CLASP Project #1: Mobile Device Sensors for Earth and Space Science Observations
Faculty Mentor: Mark Moldwin
Project Details: Low-cost mobile phone technology enables innovative solutions for research and science education. The spread of internet-enabled devices and the low cost of smartphones with built-in sensor packages (now readily equipped with GPS receivers, battery thermometers, accelerometers, gyroscopes, magnetometers, HD video and multi-megapixel cameras), coupled with the wide-spread global adoption of cell phones (there are over 6 billion active mobile phones in a world that has a human population of 7 billion [MobiThinking, 2013]) has given rise to a new field of science and education called m-Science [Matthews, 2011]. We propose to exploit the tremendous potential of cell phone technology to make densely-covered environmental monitoring a reality.
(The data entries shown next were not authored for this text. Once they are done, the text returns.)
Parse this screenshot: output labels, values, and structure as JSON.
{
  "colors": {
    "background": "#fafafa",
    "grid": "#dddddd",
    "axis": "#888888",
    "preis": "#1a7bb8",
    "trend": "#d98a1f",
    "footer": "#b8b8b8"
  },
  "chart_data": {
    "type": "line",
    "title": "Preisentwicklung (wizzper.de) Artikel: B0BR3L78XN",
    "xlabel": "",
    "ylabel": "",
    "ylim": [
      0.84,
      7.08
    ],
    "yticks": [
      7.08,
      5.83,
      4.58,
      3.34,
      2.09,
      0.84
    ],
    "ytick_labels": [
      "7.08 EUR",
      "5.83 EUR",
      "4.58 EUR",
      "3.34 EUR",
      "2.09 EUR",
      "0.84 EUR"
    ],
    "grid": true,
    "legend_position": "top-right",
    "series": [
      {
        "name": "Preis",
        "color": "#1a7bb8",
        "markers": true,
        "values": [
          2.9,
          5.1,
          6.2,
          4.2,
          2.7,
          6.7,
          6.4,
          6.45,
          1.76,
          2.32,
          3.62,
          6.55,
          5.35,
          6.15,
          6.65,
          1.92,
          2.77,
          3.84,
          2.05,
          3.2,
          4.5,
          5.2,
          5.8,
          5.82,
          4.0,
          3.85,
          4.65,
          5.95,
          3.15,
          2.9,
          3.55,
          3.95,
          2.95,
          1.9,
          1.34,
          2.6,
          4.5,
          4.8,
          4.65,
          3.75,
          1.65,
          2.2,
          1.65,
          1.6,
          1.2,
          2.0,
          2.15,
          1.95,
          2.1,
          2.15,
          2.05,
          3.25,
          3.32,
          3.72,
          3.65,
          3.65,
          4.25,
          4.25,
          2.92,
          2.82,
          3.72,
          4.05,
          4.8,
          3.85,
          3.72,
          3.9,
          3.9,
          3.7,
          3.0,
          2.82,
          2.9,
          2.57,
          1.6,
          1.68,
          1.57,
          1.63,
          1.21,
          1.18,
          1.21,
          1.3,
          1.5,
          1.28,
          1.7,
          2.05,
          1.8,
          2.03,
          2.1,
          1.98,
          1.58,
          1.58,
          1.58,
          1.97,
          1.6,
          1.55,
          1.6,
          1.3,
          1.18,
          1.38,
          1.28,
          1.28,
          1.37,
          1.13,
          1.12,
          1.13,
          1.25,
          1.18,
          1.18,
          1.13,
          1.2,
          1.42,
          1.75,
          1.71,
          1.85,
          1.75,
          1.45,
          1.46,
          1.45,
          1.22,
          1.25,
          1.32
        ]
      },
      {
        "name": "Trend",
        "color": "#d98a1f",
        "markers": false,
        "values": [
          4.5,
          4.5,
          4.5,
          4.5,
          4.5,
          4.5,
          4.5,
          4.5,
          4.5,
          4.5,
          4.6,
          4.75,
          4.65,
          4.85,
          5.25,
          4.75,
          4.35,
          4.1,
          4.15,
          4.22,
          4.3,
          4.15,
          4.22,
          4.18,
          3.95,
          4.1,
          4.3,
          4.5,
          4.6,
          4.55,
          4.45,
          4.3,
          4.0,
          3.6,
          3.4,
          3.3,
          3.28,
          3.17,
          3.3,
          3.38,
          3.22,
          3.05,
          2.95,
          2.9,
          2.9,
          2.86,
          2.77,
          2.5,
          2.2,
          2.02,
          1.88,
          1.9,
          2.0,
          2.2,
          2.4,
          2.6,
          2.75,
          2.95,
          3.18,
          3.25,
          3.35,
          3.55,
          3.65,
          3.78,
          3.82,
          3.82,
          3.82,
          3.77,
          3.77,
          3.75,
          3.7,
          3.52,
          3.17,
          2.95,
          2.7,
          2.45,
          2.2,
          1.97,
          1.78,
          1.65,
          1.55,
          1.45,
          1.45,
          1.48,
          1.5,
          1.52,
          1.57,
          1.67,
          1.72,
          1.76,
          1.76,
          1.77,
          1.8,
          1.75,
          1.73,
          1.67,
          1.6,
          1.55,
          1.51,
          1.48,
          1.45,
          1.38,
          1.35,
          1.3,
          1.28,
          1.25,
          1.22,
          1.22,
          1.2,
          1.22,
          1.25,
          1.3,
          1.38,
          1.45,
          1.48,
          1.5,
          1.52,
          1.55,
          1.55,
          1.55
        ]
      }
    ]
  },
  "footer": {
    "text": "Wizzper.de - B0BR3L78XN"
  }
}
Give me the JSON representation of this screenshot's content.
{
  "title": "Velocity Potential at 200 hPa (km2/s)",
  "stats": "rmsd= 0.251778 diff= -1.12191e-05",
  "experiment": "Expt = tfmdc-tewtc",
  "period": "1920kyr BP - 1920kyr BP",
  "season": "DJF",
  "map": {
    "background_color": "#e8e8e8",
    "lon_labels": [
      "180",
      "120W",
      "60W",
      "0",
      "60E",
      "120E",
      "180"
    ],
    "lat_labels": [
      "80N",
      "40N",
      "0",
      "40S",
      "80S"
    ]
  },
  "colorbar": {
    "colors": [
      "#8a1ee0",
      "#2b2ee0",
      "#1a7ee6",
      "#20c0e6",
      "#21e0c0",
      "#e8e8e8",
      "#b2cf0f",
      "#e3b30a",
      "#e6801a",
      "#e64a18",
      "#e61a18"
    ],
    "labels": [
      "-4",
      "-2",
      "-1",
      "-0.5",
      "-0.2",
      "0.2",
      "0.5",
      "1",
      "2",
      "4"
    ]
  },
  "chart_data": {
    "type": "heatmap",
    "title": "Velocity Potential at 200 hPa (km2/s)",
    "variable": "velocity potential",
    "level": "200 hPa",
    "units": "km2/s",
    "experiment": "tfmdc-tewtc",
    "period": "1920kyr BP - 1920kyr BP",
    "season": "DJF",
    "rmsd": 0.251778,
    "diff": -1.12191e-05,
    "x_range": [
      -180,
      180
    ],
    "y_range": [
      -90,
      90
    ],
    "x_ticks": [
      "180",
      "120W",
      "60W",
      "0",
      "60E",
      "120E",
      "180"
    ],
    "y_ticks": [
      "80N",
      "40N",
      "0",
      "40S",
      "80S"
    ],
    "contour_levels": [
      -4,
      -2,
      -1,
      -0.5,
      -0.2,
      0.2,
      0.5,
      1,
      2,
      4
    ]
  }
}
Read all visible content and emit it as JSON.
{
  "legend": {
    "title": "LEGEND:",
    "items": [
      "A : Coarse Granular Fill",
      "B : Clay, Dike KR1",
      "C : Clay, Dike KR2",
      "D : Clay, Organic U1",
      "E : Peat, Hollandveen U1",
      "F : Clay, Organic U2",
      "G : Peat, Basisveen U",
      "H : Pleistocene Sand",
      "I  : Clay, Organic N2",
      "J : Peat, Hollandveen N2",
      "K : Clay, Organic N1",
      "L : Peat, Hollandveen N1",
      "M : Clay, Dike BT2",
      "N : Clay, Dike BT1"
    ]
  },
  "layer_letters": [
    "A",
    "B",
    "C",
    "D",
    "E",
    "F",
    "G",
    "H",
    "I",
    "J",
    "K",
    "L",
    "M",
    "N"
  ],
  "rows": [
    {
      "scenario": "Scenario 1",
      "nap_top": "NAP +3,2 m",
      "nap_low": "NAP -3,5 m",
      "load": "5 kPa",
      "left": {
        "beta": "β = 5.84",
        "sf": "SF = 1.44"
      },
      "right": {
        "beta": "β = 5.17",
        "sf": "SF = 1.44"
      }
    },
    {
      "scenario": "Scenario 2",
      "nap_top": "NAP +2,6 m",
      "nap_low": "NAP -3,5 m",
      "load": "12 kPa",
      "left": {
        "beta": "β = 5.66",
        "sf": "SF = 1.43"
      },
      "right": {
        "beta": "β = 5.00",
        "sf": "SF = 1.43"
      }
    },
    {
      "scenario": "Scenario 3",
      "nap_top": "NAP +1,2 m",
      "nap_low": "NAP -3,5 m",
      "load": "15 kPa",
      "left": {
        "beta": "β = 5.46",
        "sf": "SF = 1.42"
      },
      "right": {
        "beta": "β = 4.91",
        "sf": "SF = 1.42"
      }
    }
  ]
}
The project consists of an environmental science observing network that will specifically use cell-phone technology to develop a dense crowd-sourced environmental monitoring network.
CLASP Project #2, QB50 CubeSat Operations and Data Analysis
Faculty Mentor: Aaron Ridley
Project Details: The University of Michigan has built two small satellites that are being deployed from the International Space Station in April 2017. These satellites, along with about 40 other satellites, will measure the density of the upper atmosphere. We will use this data to help understand how the upper atmosphere responds to energy inputs, like the northern lights. We are looking for students who are interested in helping to operate the satellites and help interpret the data to learn more about the atmosphere.
CLASP Project #3, Space Weather Research
Faculty Mentor: Shasha Zou
Project Details: The Earth’s ionosphere is a “thin” shell (several hundred km thick) of ionized particles located at about tens of kilometers above the surface. The amount of ionized particles within the ionosphere can vary significantly. The ionospheric density variations can affect the propagation of radio signals that pass through or are reflected by the ionosphere, leading to severe signal loss of the Global Navigation Satellite System (GNSS), including the Global Positioning Satellite (GPS). In this project, students will participate in analyzing data from ground-based radars to investigate the ionosphere density structures and their evolution during Space Weather events.
CLASP Project #4, Effect of precipitation on Lake Erie hazardous algal blooms
Faculty Mentor: Allison Steiner
Project Details: The long-term sustainability of coastal ecosystems is influenced by anthropogenic activity, and in particular, climate change. Informing effective decisions to prevent and respond to these threats can only be accomplished through an enhanced understanding of the interplay among social, biological, and physical systems. Anticipating and managing future changes is a unique challenge requiring accurate representation and integration of climate drivers, biophysical responses, economic impacts, and adaptation decisions, but also the production of model outputs that are usable for decision making. How does climate influence the biophysical dynamics of freshwater ecosystems and ecosystem services, and how can scientist and stakeholder co-production of information enhance coastal decision-making and sustainability? This project will evaluate the role of precipitation change and how uncertainty in climate model precipitation affects simulations of phosphorous loading, and the role of cold season processes (e.g., snow, frozen soil) on climate and phosphorous loading.